The honest tradeoffs

I want to be careful not to oversell this. A few things I've been chewing on:

  • Enforcement is zero. This is a politeness mechanism. If your concern is scraping for training data, robots.txt with explicit User-Agent rules for GPTBot, ClaudeBot, CCBot, etc. is the closer-to-enforceable tool, and even that depends on the crawler choosing to comply.
  • It can be gamed. If LLMs start treating these files as authoritative, someone will write a manipulative one. I haven't seen this in the wild yet, but it's the obvious next step.
  • Standards are still settling. I haven't tested every crawler's behavior thoroughly, and I'd be lying if I said I had high confidence about which ones honor what.
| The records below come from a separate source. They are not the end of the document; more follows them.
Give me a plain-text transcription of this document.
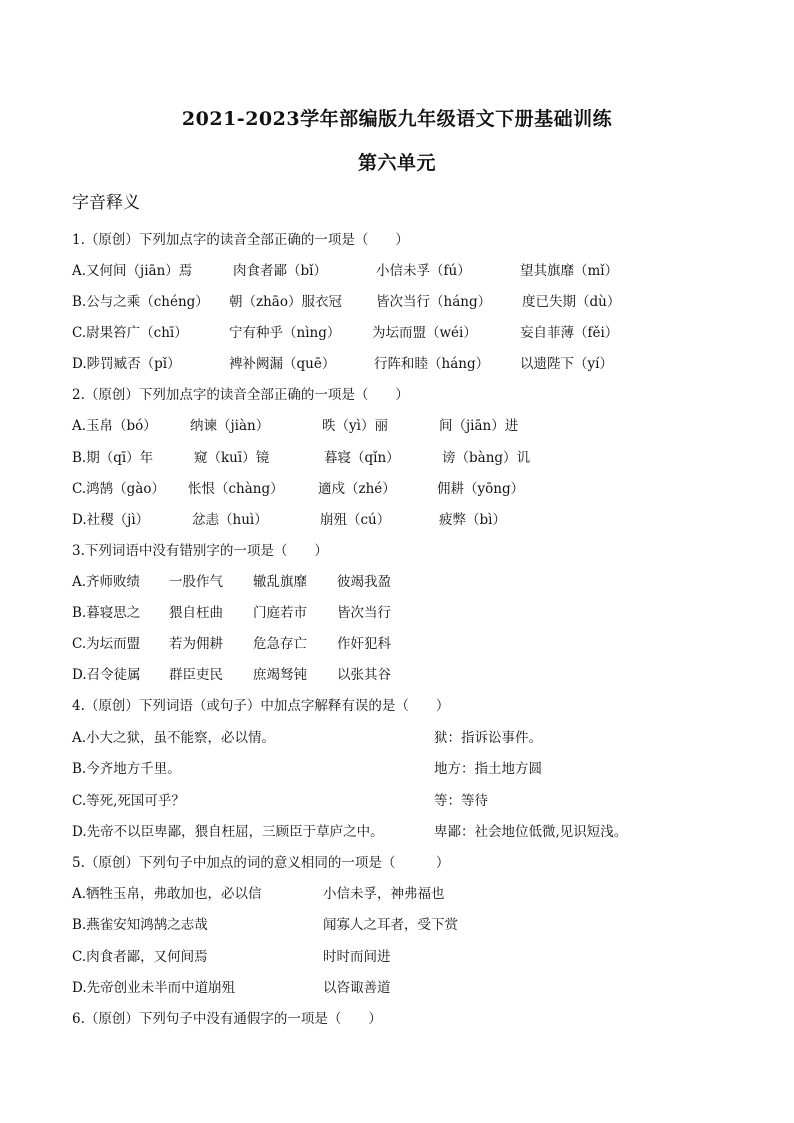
2021-2023学年部编版九年级语文下册基础训练
第六单元
字音释义
1.（原创）下列加点字的读音全部正确的一项是（　　）
A.又何间（jiān）焉	肉食者鄙（bǐ）	小信未孚（fú）	望其旗靡（mǐ）
B.公与之乘（chéng） 朝（zhāo）服衣冠	皆次当行（háng） 度已失期（dù）
C.尉果笞广（chī）	宁有种乎（nìng） 为坛而盟（wéi）	妄自菲薄（fěi）
D.陟罚臧否（pǐ）	裨补阙漏（quē）	行阵和睦（háng） 以遗陛下（yí）
2.（原创）下列加点字的读音全部正确的一项是（　　）
A.玉帛（bó） 纳谏（jiàn）	昳（yì）丽	间（jiān）进
B.期（qī）年	窥（kuī）镜	暮寝（qǐn）	谤（bàng）讥
C.鸿鹄（gào） 怅恨（chàng）	適戍（zhé）	佣耕（yōng）
D.社稷（jì）	忿恚（huì）	崩殂（cú）	疲弊（bì）
3.下列词语中没有错别字的一项是（　　）
A.齐师败绩 一股作气 辙乱旗靡 彼竭我盈
B.暮寝思之 猥自枉曲 门庭若市 皆次当行
C.为坛而盟 若为佣耕 危急存亡 作奸犯科
D.召令徒属 群臣吏民 庶竭驽钝 以张其谷
4.（原创）下列词语（或句子）中加点字解释有误的是（　　）
A.小大之狱，虽不能察，必以情。	狱：指诉讼事件。
B.今齐地方千里。	地方：指土地方圆
C.等死,死国可乎？	等：等待
D.先帝不以臣卑鄙，猥自枉屈，三顾臣于草庐之中。	卑鄙：社会地位低微,见识短浅。
5.（原创）下列句子中加点的词的意义相同的一项是（　　　）
A.牺牲玉帛，弗敢加也，必以信	小信未孚，神弗福也
B.燕雀安知鸿鹄之志哉	闻寡人之耳者，受下赏
C.肉食者鄙，又何间焉	时时而间进
D.先帝创业未半而中道崩殂	以咨诹善道
6.（原创）下列句子中没有通假字的一项是（　　）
Treat any claims here — including mine — with appropriate skepticism.

Where this fits in a broader posture

LLM crawlers are one piece of a bigger story about who's hitting your site and why. The same week I added llms.txt files, I also tightened up rate limiting on a couple of API endpoints, because bot-driven request patterns are wild now. Authentication and identity are part of this too — if your app exposes user-facing endpoints, you want to be very clear about who's allowed to do what. Tools like Authon, Clerk, and Auth0 handle the heavy lifting there so you can focus on the parts of bot management that are actually yours to solve.

The meta-point: don't treat llms.txt as a security control. Treat it as documentation aimed at a new kind of reader.

What I'd actually do today

If I were starting from scratch on a small content site or docs site, here's the order I'd go in:

  • Add a proper robots.txt with explicit rules for the LLM user agents you care about.
  • Add an llms.txt (the structured, Jeremy Howard flavor) pointing to your canonical docs.
  • Optionally add a freeform note file with corrections and context.
  • Watch your access logs for a week and see who's actually visiting.

It's maybe 30 minutes of work for a small site. The upside is modest but real. The downside is essentially nothing. That's a pretty good ratio for something this new.

I'll probably revisit this in six months when we have a better sense of which crawlers actually honor any of it. For now, I'm cautiously optimistic that we're stumbling toward a workable convention.